An diesem Donnerstag, der vielleicht ein geschichtliches Datum benennt, 25. März 1999, wird uns das zu einem aufregenden Thema. Auf der Terrasse von La Piccola, vor dem Eckhaus der buchberühmten Wohnanlage Ritterstraße-Nord, sitzt Manne Jagusch, der Fotograf. Er winkt mir zu. Zum ersten Mal in diesem Jahr sitzen wir mit unserem Milchkaffee draußen.
„Stimmt es, dass Serbien der BRD den Krieg erklärt hat?“ fragt er.
„Die Bomben hat doch unser Genosse Scharping geschmissen. Die Nachkriegs-Generation macht Krieg.“
„Wenn ich mir vorstelle, wie die jungen Männer reden, wenn sie heimkommen aus ihren Tornados und ihren Frauen Heldentaten mitteilen müssen…“
Wir sind alte Männer. In unserer Jugend haben wir hier, auf dieser deutschen Erde, erlebt, was Kinder empfinden, wenn Erwachsene Bomben auf sie werfen. Und infolgedessen sind wir einigermaßen stolz gewesen, dass wir als Erwachsene in einem Staat gelebt haben, der keine Soldaten in andere Länder marschieren ließ oder gar Bomben auf sie warf. Bis heute. Das ist nun vorbei. Die Postmoderne will die Lehren nicht mehr beherzigen, die die Moderne ihr erteilt. In der Mittagsonne trinken wir Wein gegen unsere Verzweiflung.

An dem Eckhaus gegenüber, Lindenstraße 29, hat einer unserer Schul- und Jahrgangsgenossen mitgebaut. Den kopflosen Ecktürmen meinen wir anzusehen, dass der Autor mal etwas geschrieben hatte über Eckbebauung, „als ob sie etwas Unanständiges sei, schleichen die Häuser an der Ecke vorbei“. Vor dem postmodernen Torbogen, über dem sich das vielabgebildete Haus von Rob Krier erhebt, das nun folgt, steht ein grüner Jägerzaun der unmetropolitansten Heimeligkeit; gegenüber der Eingangshof von Ritterstraße-Nord, dem links und rechts und in der Mitte Innenplätze und Innenhöfe folgen, die die Architekten nach Schinkel nannten, obwohl sie von der Nummer eins der Berliner Hauptstadtarchitekten nichts haben; aber es sind freundliche, kindergeneigte Einrichtungen.
„Wieviel Einwohner hat denn Serbien?“ wird am Abend unser Freund fragen, der ehemalige Staatssekretär, „ich hab ein bisschen Angst wegen meiner Kinder“. Meine Tochter ist längst erwachsen, Kinderangst muss ich um sie nicht mehr haben, ich habe im eigenen Interesse Angst.

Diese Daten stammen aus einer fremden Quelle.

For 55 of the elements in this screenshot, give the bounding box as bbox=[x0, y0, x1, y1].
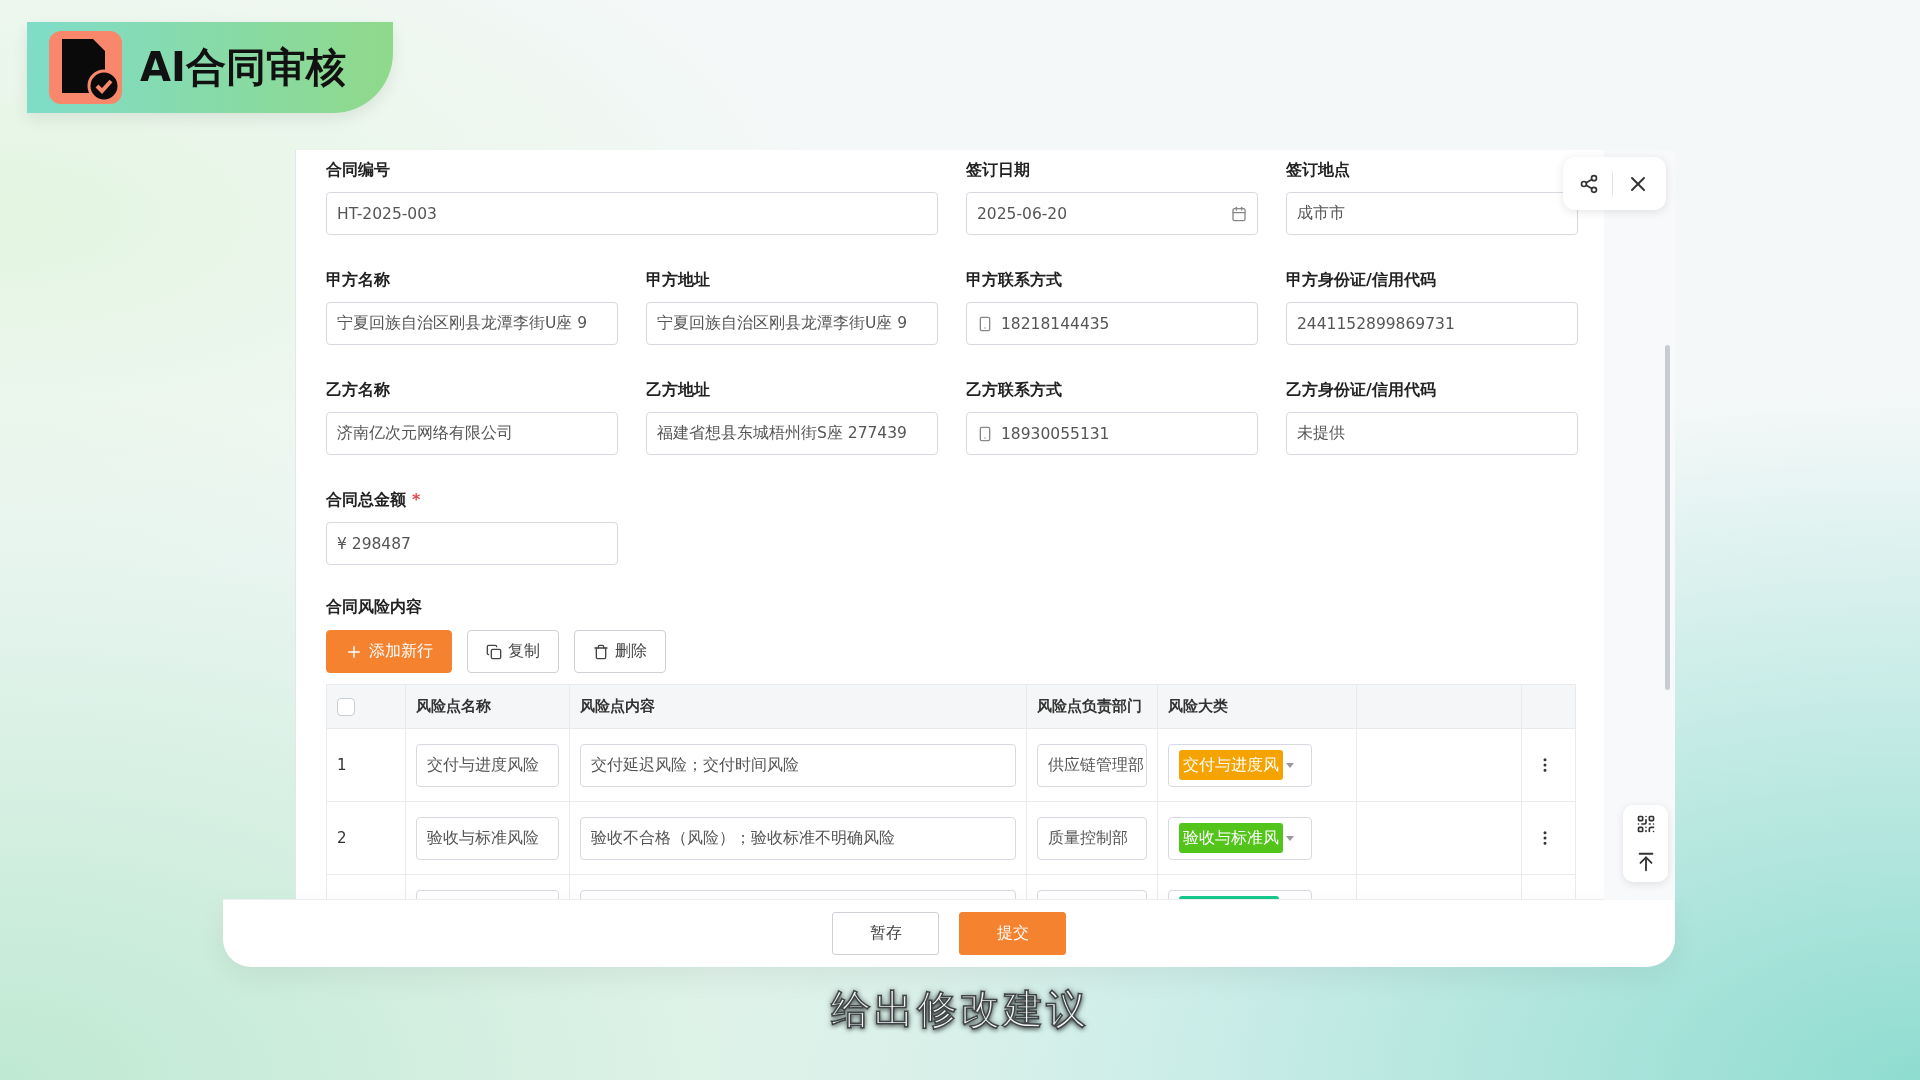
delete-button[interactable]: 删除 bbox=[574, 630, 666, 673]
input-field[interactable]: 未提供 bbox=[1286, 412, 1578, 455]
input-field[interactable]: 成市市 bbox=[1286, 192, 1578, 235]
category-tag: 交付与进度风 bbox=[1179, 750, 1283, 780]
required-mark: * bbox=[412, 490, 421, 511]
caret-icon bbox=[1285, 833, 1295, 843]
field-label: 乙方地址 bbox=[646, 380, 710, 401]
input-field[interactable]: 交付与进度风险 bbox=[416, 743, 559, 787]
column-header: 风险点名称 bbox=[416, 697, 491, 716]
input-field[interactable]: 济南亿次元网络有限公司 bbox=[326, 412, 618, 455]
badge-title: AI合同审核 bbox=[140, 43, 346, 92]
scrollbar-thumb[interactable] bbox=[1665, 345, 1670, 690]
input-field[interactable]: HT-2025-003 bbox=[326, 192, 938, 235]
field-label: 签订地点 bbox=[1286, 160, 1350, 181]
field-label: 甲方联系方式 bbox=[966, 270, 1062, 291]
input-field[interactable]: 质量控制部 bbox=[1037, 816, 1147, 860]
column-header: 风险大类 bbox=[1168, 697, 1228, 716]
field-label: 乙方身份证/信用代码 bbox=[1286, 380, 1436, 401]
input-field[interactable]: 交付延迟风险；交付时间风险 bbox=[580, 743, 1016, 787]
caret-icon bbox=[1285, 760, 1295, 770]
input-field[interactable]: 宁夏回族自治区刚县龙潭李街U座 9 bbox=[326, 302, 618, 345]
field-label: 甲方地址 bbox=[646, 270, 710, 291]
field-label: 乙方名称 bbox=[326, 380, 390, 401]
input-field[interactable]: 验收与标准风险 bbox=[416, 816, 559, 860]
document-check-icon bbox=[49, 31, 122, 104]
trash-icon bbox=[593, 643, 609, 660]
input-field[interactable]: 18218144435 bbox=[966, 302, 1258, 345]
field-label: 甲方身份证/信用代码 bbox=[1286, 270, 1436, 291]
field-label: 合同总金额 bbox=[326, 490, 406, 511]
input-field[interactable]: 18930055131 bbox=[966, 412, 1258, 455]
phone-icon bbox=[977, 315, 993, 332]
input-field[interactable]: 2025-06-20 bbox=[966, 192, 1258, 235]
input-field[interactable]: 福建省想县东城梧州街S座 277439 bbox=[646, 412, 938, 455]
copy-button[interactable]: 复制 bbox=[467, 630, 559, 673]
input-field[interactable]: 验收不合格（风险）；验收标准不明确风险 bbox=[580, 816, 1016, 860]
copy-icon bbox=[486, 643, 502, 660]
calendar-icon bbox=[1231, 205, 1247, 222]
field-label: 乙方联系方式 bbox=[966, 380, 1062, 401]
input-field[interactable]: 供应链管理部 bbox=[1037, 743, 1147, 787]
video-caption: 给出修改建议 bbox=[830, 985, 1090, 1034]
row-number: 1 bbox=[337, 756, 347, 774]
input-field[interactable]: ¥ 298487 bbox=[326, 522, 618, 565]
category-tag: 验收与标准风 bbox=[1179, 823, 1283, 853]
input-field[interactable]: 2441152899869731 bbox=[1286, 302, 1578, 345]
column-header: 风险点负责部门 bbox=[1037, 697, 1142, 716]
row-number: 2 bbox=[337, 829, 347, 847]
save-button[interactable]: 暂存 bbox=[832, 912, 939, 955]
checkbox[interactable] bbox=[337, 697, 355, 716]
column-header: 风险点内容 bbox=[580, 697, 655, 716]
section-title: 合同风险内容 bbox=[326, 597, 423, 618]
input-field[interactable]: 宁夏回族自治区刚县龙潭李街U座 9 bbox=[646, 302, 938, 345]
field-label: 甲方名称 bbox=[326, 270, 390, 291]
field-label: 合同编号 bbox=[326, 160, 390, 181]
phone-icon bbox=[977, 425, 993, 442]
field-label: 签订日期 bbox=[966, 160, 1030, 181]
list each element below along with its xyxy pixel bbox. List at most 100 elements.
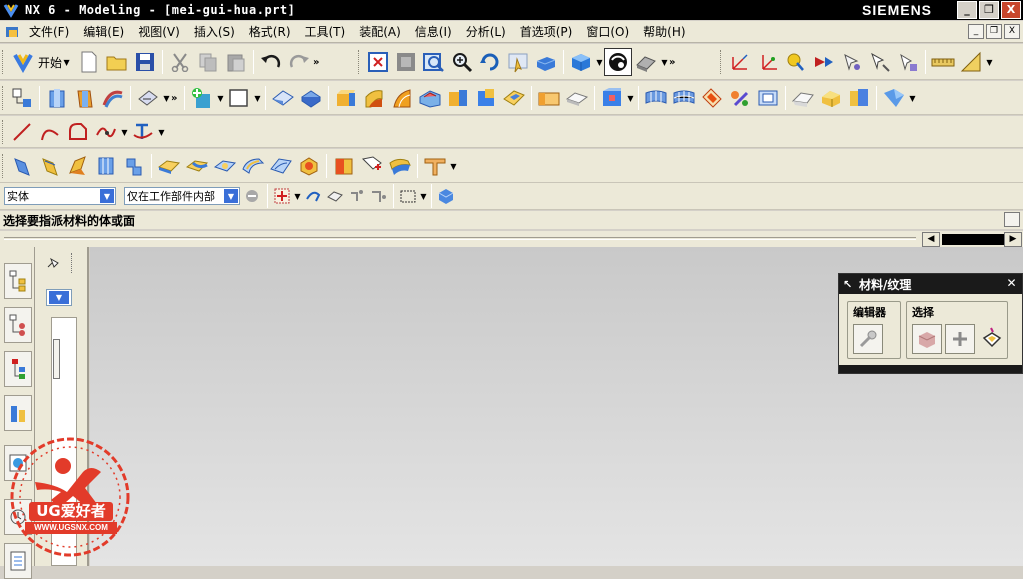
more-icon[interactable]: » bbox=[171, 93, 181, 104]
offset-face-icon[interactable] bbox=[754, 84, 782, 112]
chevron-down-icon[interactable]: ▼ bbox=[157, 128, 166, 137]
menu-insert[interactable]: 插入(S) bbox=[187, 23, 242, 40]
nx-app-icon[interactable] bbox=[3, 2, 19, 18]
scroll-left-icon[interactable]: ◀ bbox=[922, 232, 940, 247]
toolbar-grip[interactable] bbox=[2, 120, 5, 144]
more-icon[interactable]: » bbox=[313, 57, 323, 68]
zoom-window-icon[interactable] bbox=[392, 48, 420, 76]
select-icon[interactable] bbox=[838, 48, 866, 76]
fit-icon[interactable] bbox=[364, 48, 392, 76]
pan-icon[interactable] bbox=[504, 48, 532, 76]
n-sided-icon[interactable] bbox=[92, 152, 120, 180]
menu-view[interactable]: 视图(V) bbox=[131, 23, 187, 40]
part-navigator-tab[interactable] bbox=[4, 351, 32, 387]
cue-options-icon[interactable] bbox=[1004, 212, 1020, 227]
menu-window[interactable]: 窗口(O) bbox=[579, 23, 636, 40]
boss-icon[interactable] bbox=[416, 84, 444, 112]
slot-icon[interactable] bbox=[500, 84, 528, 112]
assembly-navigator-tab[interactable] bbox=[4, 263, 32, 299]
text-icon[interactable] bbox=[129, 118, 157, 146]
close-button[interactable]: X bbox=[1001, 1, 1021, 19]
shading-style-icon[interactable] bbox=[632, 48, 660, 76]
pad-icon[interactable] bbox=[472, 84, 500, 112]
menu-analysis[interactable]: 分析(L) bbox=[459, 23, 513, 40]
close-icon[interactable]: ✕ bbox=[1004, 276, 1019, 291]
menu-edit[interactable]: 编辑(E) bbox=[76, 23, 131, 40]
layer-icon[interactable] bbox=[782, 48, 810, 76]
through-curves-icon[interactable] bbox=[670, 84, 698, 112]
wcs-icon[interactable] bbox=[726, 48, 754, 76]
undo-icon[interactable] bbox=[257, 48, 285, 76]
menu-assemblies[interactable]: 装配(A) bbox=[352, 23, 408, 40]
zoom-icon[interactable] bbox=[420, 48, 448, 76]
chamfer-icon[interactable] bbox=[211, 152, 239, 180]
snap-face-icon[interactable] bbox=[324, 182, 346, 210]
menu-preferences[interactable]: 首选项(P) bbox=[513, 23, 580, 40]
analysis-icon[interactable] bbox=[929, 48, 957, 76]
scroll-thumb[interactable] bbox=[942, 234, 1004, 245]
trim-icon[interactable] bbox=[726, 84, 754, 112]
measure-icon[interactable] bbox=[810, 48, 838, 76]
blend-icon[interactable] bbox=[880, 84, 908, 112]
toolbar-grip[interactable] bbox=[358, 50, 361, 74]
cut-icon[interactable] bbox=[166, 48, 194, 76]
wcs-orient-icon[interactable] bbox=[754, 48, 782, 76]
ruled-icon[interactable] bbox=[36, 152, 64, 180]
face-blend-icon[interactable] bbox=[183, 152, 211, 180]
new-icon[interactable] bbox=[75, 48, 103, 76]
menu-tools[interactable]: 工具(T) bbox=[298, 23, 353, 40]
sphere-icon[interactable] bbox=[360, 84, 388, 112]
chevron-down-icon[interactable]: ▼ bbox=[626, 94, 635, 103]
chevron-down-icon[interactable]: ▼ bbox=[908, 94, 917, 103]
redo-icon[interactable] bbox=[285, 48, 313, 76]
toolbar-grip[interactable] bbox=[720, 50, 723, 74]
studio-surface-icon[interactable] bbox=[120, 152, 148, 180]
scroll-right-icon[interactable]: ▶ bbox=[1004, 232, 1022, 247]
draft-icon[interactable] bbox=[789, 84, 817, 112]
block-icon[interactable] bbox=[269, 84, 297, 112]
distance-icon[interactable] bbox=[894, 48, 922, 76]
chevron-down-icon[interactable]: ▼ bbox=[419, 192, 428, 201]
menu-help[interactable]: 帮助(H) bbox=[636, 23, 692, 40]
cylinder-icon[interactable] bbox=[297, 84, 325, 112]
sweep-icon[interactable] bbox=[99, 84, 127, 112]
edge-display-icon[interactable] bbox=[604, 48, 632, 76]
pin-icon[interactable] bbox=[46, 257, 60, 269]
save-icon[interactable] bbox=[131, 48, 159, 76]
toolbar-grip[interactable] bbox=[2, 86, 5, 110]
doc-close-button[interactable]: X bbox=[1004, 24, 1020, 39]
pin-icon[interactable]: ↖ bbox=[843, 278, 859, 291]
rotate-icon[interactable] bbox=[476, 48, 504, 76]
toolbar-grip[interactable] bbox=[2, 50, 5, 74]
deselect-icon[interactable] bbox=[302, 182, 324, 210]
chevron-down-icon[interactable]: ▼ bbox=[660, 58, 669, 67]
color-icon[interactable] bbox=[866, 48, 894, 76]
sewing-icon[interactable] bbox=[698, 84, 726, 112]
blend-corner-icon[interactable] bbox=[239, 152, 267, 180]
reuse-library-tab[interactable] bbox=[4, 395, 32, 431]
chevron-down-icon[interactable]: ▼ bbox=[253, 94, 262, 103]
doc-restore-button[interactable]: ❐ bbox=[986, 24, 1002, 39]
menu-information[interactable]: 信息(I) bbox=[408, 23, 459, 40]
tube-icon[interactable] bbox=[386, 152, 414, 180]
soft-blend-icon[interactable] bbox=[267, 152, 295, 180]
through-curve-mesh-icon[interactable] bbox=[64, 152, 92, 180]
spline-icon[interactable] bbox=[92, 118, 120, 146]
open-icon[interactable] bbox=[103, 48, 131, 76]
nx-menu-icon[interactable] bbox=[4, 24, 22, 40]
doc-minimize-button[interactable]: _ bbox=[968, 24, 984, 39]
general-filter-icon[interactable] bbox=[240, 182, 264, 210]
minimize-button[interactable]: _ bbox=[957, 1, 977, 19]
feature-select-icon[interactable] bbox=[271, 182, 293, 210]
select-body-icon[interactable] bbox=[435, 182, 457, 210]
datum-icon[interactable] bbox=[134, 84, 162, 112]
shell-icon[interactable] bbox=[817, 84, 845, 112]
fillet-curve-icon[interactable] bbox=[64, 118, 92, 146]
perspective-icon[interactable] bbox=[532, 48, 560, 76]
add-material-button[interactable] bbox=[945, 324, 975, 354]
scope-filter-select[interactable]: 仅在工作部件内部 ▼ bbox=[124, 187, 240, 205]
material-editor-button[interactable] bbox=[853, 324, 883, 354]
magnify-icon[interactable] bbox=[448, 48, 476, 76]
sketch-icon[interactable] bbox=[225, 84, 253, 112]
mesh-icon[interactable] bbox=[598, 84, 626, 112]
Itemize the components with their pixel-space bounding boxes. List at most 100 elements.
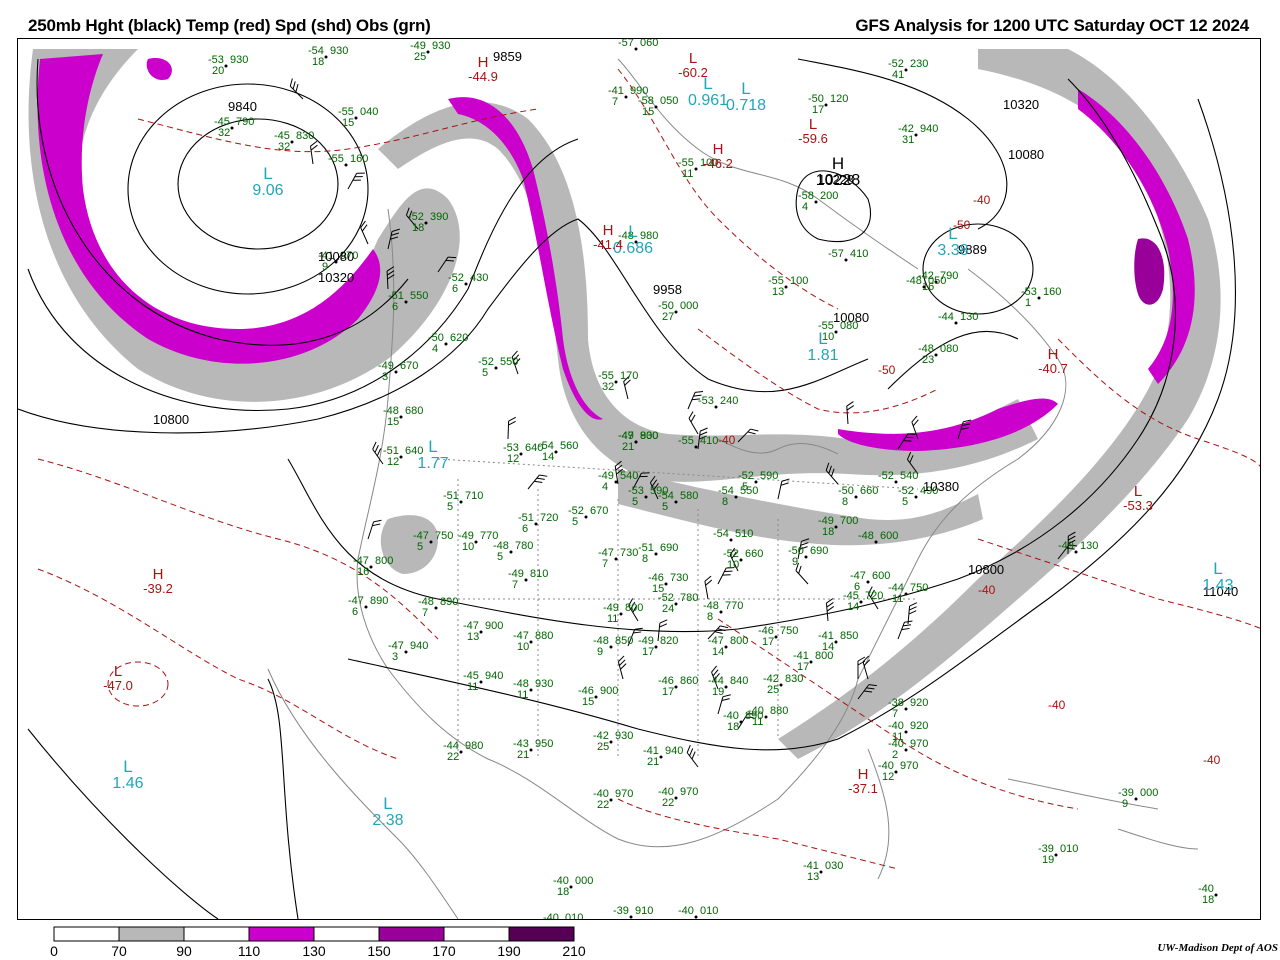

Die postmoderne Ritterstraße-Nord-Bebauung stößt an die „Reichsschuldenverwaltung“, den einzigen Haupstadtbau hier in der oberen Ritterstraße, von German Bestelmeyer, 1919-24, als die Schulden, überwiegend Kriegsschulden, das alt-neue Reich schon tiefer in die Schuld gedrückt hatten, als es selbst wusste. An der Ecke Ritter-/Alexandrinenstraße baut die Freie Waldorf-Schule mit Lottomitteln naturwissenschaftliche Unterrichtsräume und eine Aula. Ich hoffe doch, das der Lottoausschuss auch andere pädagogische Alternativen finanziert als gerade die anthroposophischen. Unser aktueller Innenminister ist doch auch Anthroposoph, denke ich, ich bin viel länger Sozialdemokrat als Otto Schily, aber er müsste eigentlich auch wissen, was Bomben … ach nein, der Tag ist zu schön, um solche Gedanken zu Ende zu denken, lieber alles im Ungewissen lassen und sich an den Forsythien freuen.

Das besonders rechtwinkelige Haus gegenüber, Nr. 48 abwärts, mit der blassgelben Ziegelfassade, das glasüberdachte Innenflure umschließt und rollschuhrennige Innenhöfe, steht an einer historischen Stelle. Die Berliner-Porzellan-Gedenktafel wirkt fast ironisch. In 45 Wörtern beschreibt auf ihr in blauen Buchstaben ein Lehrer, sagen wir mal: ein Lehrer, wer Adolph Menzel war. Der kleine größte Berlin-Maler aller Zeiten – ja! – hat hier, in einem prächtigen Haus, drei Treppen hoch, 13 Jahre lang gewohnt. Es gibt drei tolle Bilder von ihm mit Blicken aus der Ritterstraße. Zwei davon gehören Schweizer Rüstungsfabrikanten, das dritte hängt in der Nationalgalerie. Im Sonnenlicht zeigt es draußen die Gärten zwischen Ritter- und Oranienstraße; Menzels Schlafzimmer an einem Sommertag. Das nachlässig bedeckte Bett, in dem sich nie eine Frau aufhielt, sieht aus, als hätten Geister drin gelegen; nur E.T.A. Hoffmann könnte es angemessen beschreiben. Als Menzel hier in der Ritterstraße einzog, war die Jacobikirche, ein Stück weiter östlich, gerade fertig; der romantisierende König hatte sie bauen lassen, der im Jahr darauf, im März 1848, die demonstrierenden Handwerker erschießen ließ – ihre Aufbahrung am Gendarmenmarkt hat Menzel unfertig gemalt: im Mittelpunkt die Leere „um ein Zeichen zu setzen gegen die Heidenstadt Berlin“, als ob es nicht gerade die Könige und die Herren wären, die die Worte des Herrn vergäßen: „Du sollst nicht töten!“ (zum Beispiel) oder: Wer das Schwert nimmt, wird durch das Schwert sterben.